La langue de bois, amollie à partir des années 1980 en langue de caoutchouc, a donc trouvé son nouveau terrain dans la traque de “racistes” imaginaires ou minuscules. Elle dénonce ce que ses utilisateurs pratiquent eux-mêmes abondamment. Cette inversion sert d’écran à l’identification de leur comportement effectif, procédé nodal du marxisme-léninisme. Conformément à ce précédent, les protégés racialistes posent aux professionnels de l’antiracisme tout en ambitionnant d’assassiner les “Blancs” et même de les exterminer : “gazer les Blancs”, selon Hafsa Askar, ancienne bureaucrate de l’UNEF passée au nouveau syndicat stalino-gauchiste des “Étudiants”, ou “massacrer les Blancs” selon les aboiements obsessionnels de certains rappeurs qui bénéficient de la complaisance des plus hautes autorités.

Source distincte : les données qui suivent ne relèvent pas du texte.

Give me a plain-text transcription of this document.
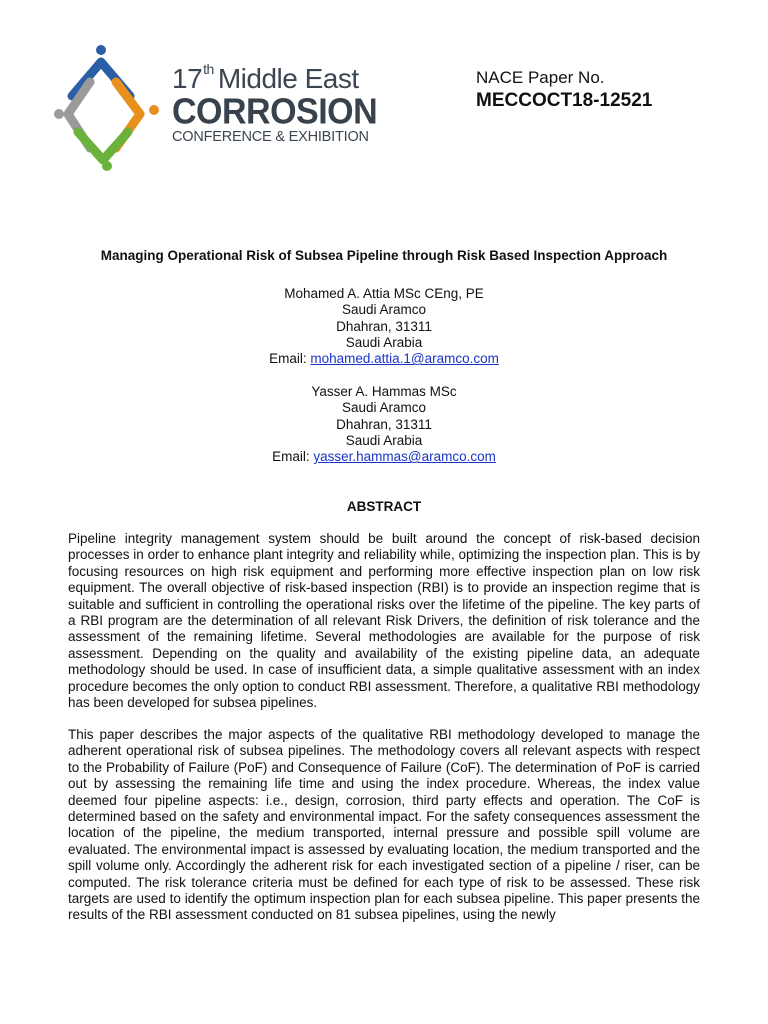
17th Middle East
CORROSION
CONFERENCE & EXHIBITION
NACE Paper No.
MECCOCT18-12521
Managing Operational Risk of Subsea Pipeline through Risk Based Inspection Approach
Mohamed A. Attia MSc CEng, PE
Saudi Aramco
Dhahran, 31311
Saudi Arabia
Email: mohamed.attia.1@aramco.com
Yasser A. Hammas MSc
Saudi Aramco
Dhahran, 31311
Saudi Arabia
Email: yasser.hammas@aramco.com
ABSTRACT

Pipeline integrity management system should be built around the concept of risk-based decision processes in order to enhance plant integrity and reliability while, optimizing the inspection plan. This is by focusing resources on high risk equipment and performing more effective inspection plan on low risk equipment. The overall objective of risk-based inspection (RBI) is to provide an inspection regime that is suitable and sufficient in controlling the operational risks over the lifetime of the pipeline. The key parts of a RBI program are the determination of all relevant Risk Drivers, the definition of risk tolerance and the assessment of the remaining lifetime. Several methodologies are available for the purpose of risk assessment. Depending on the quality and availability of the existing pipeline data, an adequate methodology should be used. In case of insufficient data, a simple qualitative assessment with an index procedure becomes the only option to conduct RBI assessment. Therefore, a qualitative RBI methodology has been developed for subsea pipelines.

This paper describes the major aspects of the qualitative RBI methodology developed to manage the adherent operational risk of subsea pipelines. The methodology covers all relevant aspects with respect to the Probability of Failure (PoF) and Consequence of Failure (CoF). The determination of PoF is carried out by assessing the remaining life time and using the index procedure. Whereas, the index value deemed four pipeline aspects: i.e., design, corrosion, third party effects and operation. The CoF is determined based on the safety and environmental impact. For the safety consequences assessment the location of the pipeline, the medium transported, internal pressure and possible spill volume are evaluated. The environmental impact is assessed by evaluating location, the medium transported and the spill volume only. Accordingly the adherent risk for each investigated section of a pipeline / riser, can be computed. The risk tolerance criteria must be defined for each type of risk to be assessed. These risk targets are used to identify the optimum inspection plan for each subsea pipeline. This paper presents the results of the RBI assessment conducted on 81 subsea pipelines, using the newly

Cette double-pensée très étudiée prolonge les mécanismes soviétiques qui assuraient fonder une dénonciation absolue de l’inégalité sociale tout en instituant une forme industrialisée d’esclavage et de massacre, c’est-à-dire une inégalité infinie.

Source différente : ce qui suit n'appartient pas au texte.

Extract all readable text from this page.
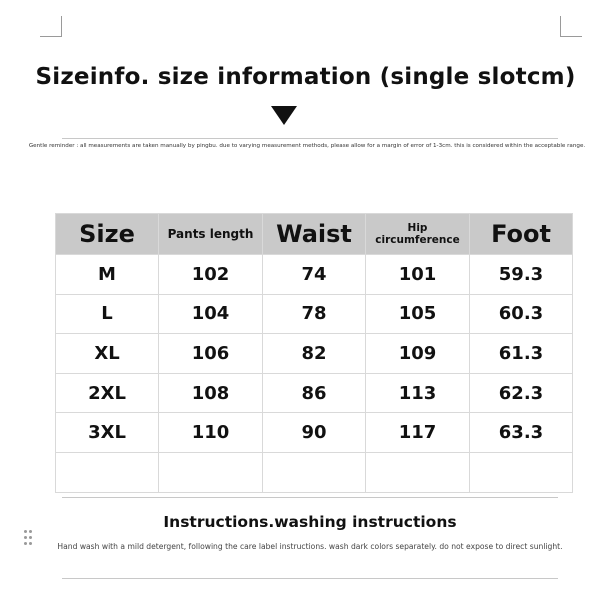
Sizeinfo. size information (single slotcm)
Gentle reminder : all measurements are taken manually by pingbu. due to varying measurement methods, please allow for a margin of error of 1-3cm. this is considered within the acceptable range.
Size	Pants length	Waist	Hip circumference	Foot
M	102	74	101	59.3
L	104	78	105	60.3
XL	106	82	109	61.3
2XL	108	86	113	62.3
3XL	110	90	117	63.3

Instructions.washing instructions
Hand wash with a mild detergent, following the care label instructions. wash dark colors separately. do not expose to direct sunlight.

8. Tocqueville et l’égalisation des conditions
Frappé par les événements de la Révolution américaine puis de la Révolution française, Tocqueville constatait que la propension à l’égalisation des conditions (c’est-à-dire l’homogénéisation des statuts personnels et non des niveaux de richesse) s’inscrivait dans un mouvement historique d’ensemble, qu’il qualifiait de “démocratique”. Celui-ci ne se réduisait pas à l’apparition d’un régime dans un ou deux pays, mais constituait une mutation historique qui transcendait les frontières et les traditions. Cette inflexion historique était communicative dans le cadre des pays occidentaux, mais Tocqueville manquait cette restriction qui échappait à tous ses contemporains et demeura nébuleuse jusque dans les années 1950, bien que les ennemis de l’Occident en aient été confusément et rageusement conscients (comme en Russie, chez les “populistes” du XIXe siècle, cette arrière-boutique passionnelle du marxisme-léninisme, dont le mot d’ordre était : “détruire l’Occident pourri”).
Hors d’Occident, l’autonomisation de la figure de l’individu est un embarras et la fondation d’un corps politique souverain de co-auteurs de la loi est absolument exclue, car elle présente un risque d’anomie que les communautés extra-occidentales n’ont jamais su ni affronter, ni mettre en forme, et encore moins rendre fertile. Cette mutation est pour elles synonyme de chaos.
Dans la mesure où le statut de citoyen est en soi un blasphème particulièrement grave aux yeux de l’orthodoxie coranique, l’expression “république islamique” constitue une contradiction dans les termes. Cet intitulé est tout aussi mensonger que chacune des quatre lettres du sigle URSS, qui ne fut ni une “union”, ni une “république”, ni “socialistes” (au sens du XIXe siècle, c’est-à-dire avant l’invention du goulag qui a infléchi le sens de ce terme sans retour), ni “soviétiques”, puisque les organes de délibération spontanés furent tous immédiatement gangrenés par la bureaucratie naissante et réprimés, voire écrasés, quand ils refusèrent de se soumettre aux décrets des commissaires politiques.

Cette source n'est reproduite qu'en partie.